As I've mentioned before, we are deep in the finishing phases of our latest script. After being screenwriters for years we're obviously used to this, but as a food blogger for only the last two years, I'm not. You see, some strange stuff goes on around here when we're in finishing mode. We spend longer hours in our office. I don't cook any big fancy dinners for 8. I do what anyone else under work pressure does, I rely on easy to fix old standby meals, things that are easy to make ahead and keep on hand. I also get bored with that pretty damn fast and go looking around to see what kind of food trouble I can get into. I only have a couple of rules for this adventuring. It has to be easy, I have to have the stuff on hand, it has to seem like fun and it must be something I've never tried before.
This is the time when I want to make marshmallows or grow my own mushrooms, or mix up cupcakes in a coffee mug and bake them in the microwave. Like this.
And yeah, it tasted about as good as it looks. You see what I mean. I am looking for a challenge and I want it to turn out a hell of a lot better than that cupcake in a coffee mug thingy. Whatever project I undertake has to take minimum effort (in other words, easy) and have a maximum success rate (it'd better taste good when I'm done). I was stuck and puzzled and then I stumbled across a new post from my friend Prerna at Indian Simmer. She'd written a delightfully intriguing post about pickling peppers. I was hooked. She had me at pickle.
I am crazy for anything I can jar, salt, pickle, cure or preserve. The idea of making traditional Indian pickled peppers was exactly the experiment I was looking for. It met all my criteria.

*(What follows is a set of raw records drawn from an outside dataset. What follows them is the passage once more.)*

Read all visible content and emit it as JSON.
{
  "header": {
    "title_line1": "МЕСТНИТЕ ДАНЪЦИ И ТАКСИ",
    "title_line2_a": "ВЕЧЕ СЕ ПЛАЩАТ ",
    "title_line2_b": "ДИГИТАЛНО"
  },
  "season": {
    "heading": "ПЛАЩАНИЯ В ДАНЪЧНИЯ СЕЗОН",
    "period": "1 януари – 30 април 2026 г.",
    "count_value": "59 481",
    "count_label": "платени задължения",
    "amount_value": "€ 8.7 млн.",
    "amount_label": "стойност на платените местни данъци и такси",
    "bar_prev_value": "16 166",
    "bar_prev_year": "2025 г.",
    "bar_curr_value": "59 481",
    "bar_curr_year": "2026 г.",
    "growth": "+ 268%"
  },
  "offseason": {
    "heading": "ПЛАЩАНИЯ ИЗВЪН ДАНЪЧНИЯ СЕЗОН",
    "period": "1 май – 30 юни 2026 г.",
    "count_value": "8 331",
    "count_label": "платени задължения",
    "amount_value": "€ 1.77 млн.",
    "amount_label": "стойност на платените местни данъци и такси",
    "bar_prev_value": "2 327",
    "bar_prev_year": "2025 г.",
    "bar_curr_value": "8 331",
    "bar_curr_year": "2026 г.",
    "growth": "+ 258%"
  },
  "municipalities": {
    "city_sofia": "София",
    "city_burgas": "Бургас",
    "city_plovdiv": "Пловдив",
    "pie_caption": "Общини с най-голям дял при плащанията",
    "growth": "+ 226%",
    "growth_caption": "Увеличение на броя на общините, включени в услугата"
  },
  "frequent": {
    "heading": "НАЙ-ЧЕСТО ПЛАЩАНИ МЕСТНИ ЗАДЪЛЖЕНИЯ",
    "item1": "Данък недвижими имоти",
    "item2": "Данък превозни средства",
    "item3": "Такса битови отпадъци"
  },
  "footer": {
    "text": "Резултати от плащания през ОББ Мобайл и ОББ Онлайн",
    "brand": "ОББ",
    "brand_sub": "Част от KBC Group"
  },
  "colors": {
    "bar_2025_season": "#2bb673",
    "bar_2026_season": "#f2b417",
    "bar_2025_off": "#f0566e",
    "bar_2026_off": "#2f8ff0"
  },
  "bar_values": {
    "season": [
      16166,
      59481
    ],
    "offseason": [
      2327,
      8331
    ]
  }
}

It was easy, doable and I had all the stuff. Well almost all the stuff. As it turned out I was missing the pickle part.
After a flurry or tweets where I sent Prerna a few Instagrams of the wrong sort of peppers to pickle, she offered to send me some of the right sort of pickles. How could I refuse such generosity?! Sure enough a few days later a lovely bag of what turned out to be Fresno Peppers arrived at my door. I took them out of their bag and as she instructed, cut the heads off them and set them out doors in the Sonoma heat for the day to dry out a wrinkle a bit.
Indian Pickled Peppers
Here's what to do:
Cut the tops off of 45 or 50 Fresno Peppers.
Set them outside in the sun for 5 hrs or in a warm 170 degree oven to dry out and wrinkle a bit.

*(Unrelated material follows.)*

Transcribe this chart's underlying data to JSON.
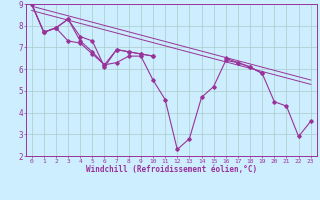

Wash out the jar or jars you will be using for canning the peppers. Let them air dry.
Remove the seeds from the interior. You may want to wear gloves while doing this as these peppers are hot stuff.
In a skillet dry roast :
1 tsp of cumin seeds
2 tsp of fenugreek seeds
1 tsp of nigella seeds
Roast them over a medium heat until they become fragrant. Take the spices off the heat and let them cool.
Place the dry, roasted spices in a spice grinder or processor along with:
4 Tbs of fennel seeds
4 Tbs of coriander seeds
4 Tbs of mustard seeds
4 Tbs of amchur powder (dried mango powder)
11 and 1/2 Tbs of Kosher salt
Grind all the spices together in a spice grinder or blender along with 1/2 cup of mustard oil.
Mix everything together until you have a thick paste.
Stuff the paste into the empty chili peppers.
Rotate the jar everyday to move the oil around the peppers. Store the jar in a cool dry place for at least a month before enjoying the peppers. Prerna told me that these peppers are going to be hot, hot, hot after a month of curing. I can't wait to try them. Easy, fast and hot. Who could ask for more?